Destiny founder Sohail Prasad defended the fund's due diligence, stating, “This investment was made after thorough diligence of the investment structure and the underlying documentation.” However, the risks remain, as SPVs introduce additional fees, complexity, and regulatory hurdles.
Market Context and Broader Implications
Destiny's premarket gain occurred against a backdrop of broader market weakness. The Nasdaq Composite fell 1.5% and the S&P 500 lost 1.2% on Friday, pressured by rising oil prices and bond yields. This suggests that DXYZ's move was driven by company-specific news rather than overall market strength.
The fund has been highly volatile. It jumped 30.5% on May 11, then dropped 25.0% the next day, before recovering 4.6% on Friday.

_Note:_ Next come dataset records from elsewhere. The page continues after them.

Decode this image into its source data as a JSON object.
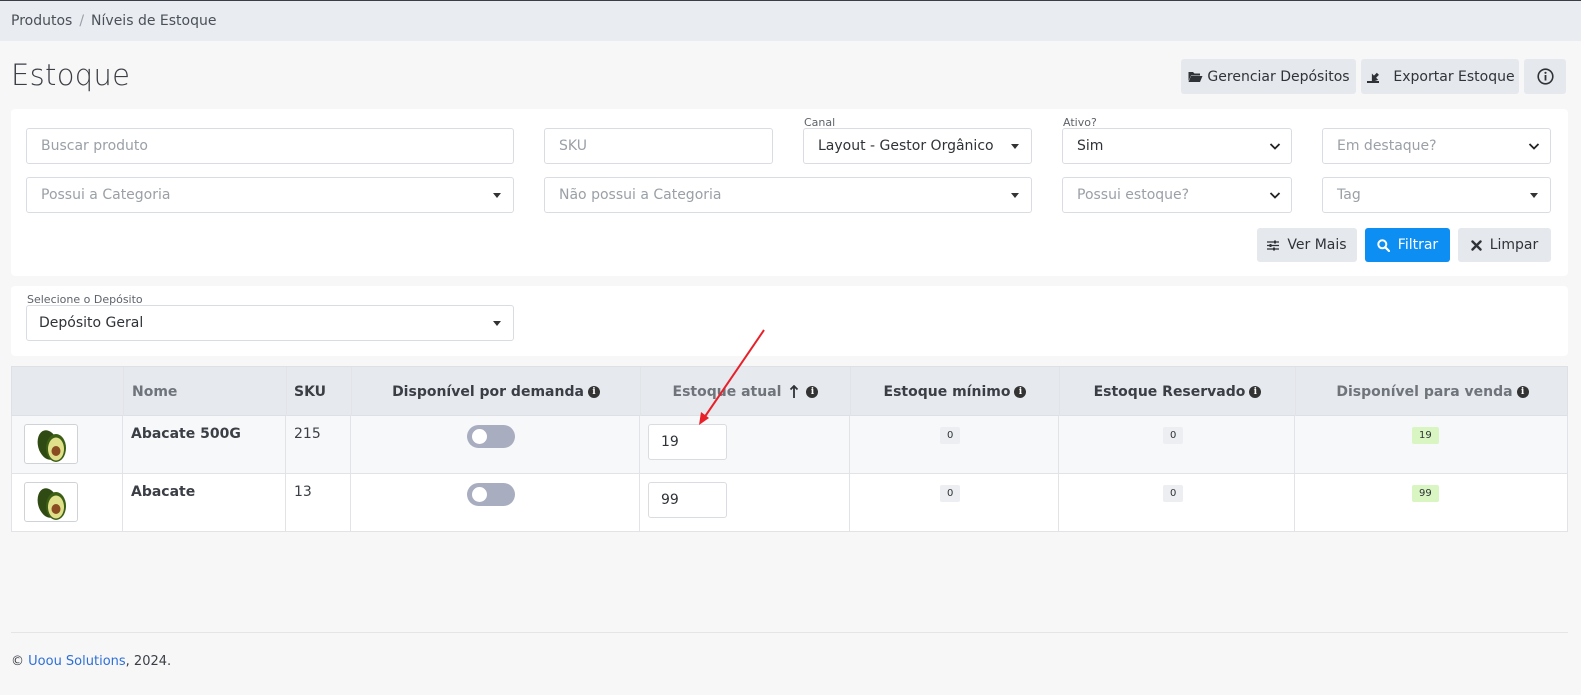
{
  "breadcrumb": {
    "items": [
      "Produtos",
      "Níveis de Estoque"
    ]
  },
  "page": {
    "title": "Estoque"
  },
  "header_actions": {
    "manage_label": "Gerenciar Depósitos",
    "export_label": "Exportar Estoque",
    "info_icon": "info-circle-icon"
  },
  "filters": {
    "search_placeholder": "Buscar produto",
    "sku_placeholder": "SKU",
    "channel_label": "Canal",
    "channel_value": "Layout - Gestor Orgânico",
    "active_label": "Ativo?",
    "active_value": "Sim",
    "featured_placeholder": "Em destaque?",
    "has_category_placeholder": "Possui a Categoria",
    "not_category_placeholder": "Não possui a Categoria",
    "has_stock_placeholder": "Possui estoque?",
    "tag_placeholder": "Tag",
    "see_more_label": "Ver Mais",
    "filter_label": "Filtrar",
    "clear_label": "Limpar"
  },
  "warehouse": {
    "label": "Selecione o Depósito",
    "value": "Depósito Geral"
  },
  "table": {
    "columns": {
      "name": "Nome",
      "sku": "SKU",
      "on_demand": "Disponível por demanda",
      "current_stock": "Estoque atual",
      "min_stock": "Estoque mínimo",
      "reserved": "Estoque Reservado",
      "available": "Disponível para venda"
    },
    "rows": [
      {
        "name": "Abacate 500G",
        "sku": "215",
        "on_demand": false,
        "current_stock": "19",
        "min_stock": "0",
        "reserved": "0",
        "available": "19"
      },
      {
        "name": "Abacate",
        "sku": "13",
        "on_demand": false,
        "current_stock": "99",
        "min_stock": "0",
        "reserved": "0",
        "available": "99"
      }
    ]
  },
  "footer": {
    "copyright": "©",
    "company": "Uoou Solutions",
    "year": ", 2024."
  },
  "colors": {
    "primary": "#0d8ef3",
    "available_badge": "#d8f5c2",
    "annotation_arrow": "#e8202a"
  }
}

Such swings highlight the speculative nature of the stock, which trades at a significant premium to its underlying assets.
Fundraising and Liquidity
Destiny raised $244.1 million in net proceeds during the first quarter by selling 8.49 million shares through an at-the-market offering at a weighted average price of $28.76. This influx of capital provides the fund with additional resources but also dilutes existing shareholders.
Other funds offering SpaceX exposure include the ARK Venture Fund and Scottish Mortgage Investment Trust, which recently defended its SpaceX valuation ahead of the anticipated IPO. Scottish Mortgage's stance underscores the high stakes involved in valuing private companies before a public listing.
Outlook and Risks
For traders, the key events this week are the completion of SpaceX's stock split and any signs of a public IPO filing. However, risks abound. A delay in the SpaceX listing, a lower-than-expected IPO price, or new SPV restrictions from Anthropic or OpenAI could all compress DXYZ's premium to NAV rapidly.
As Jay Ritter, an IPO researcher at the University of Florida, noted, “Lots of things have to go right when a company lists with such a high price tag. Most of the time, things don’t go according to plan.” Investors should be aware that DXYZ is not a direct stake in SpaceX or other private names, but a quick-moving, high-risk proxy.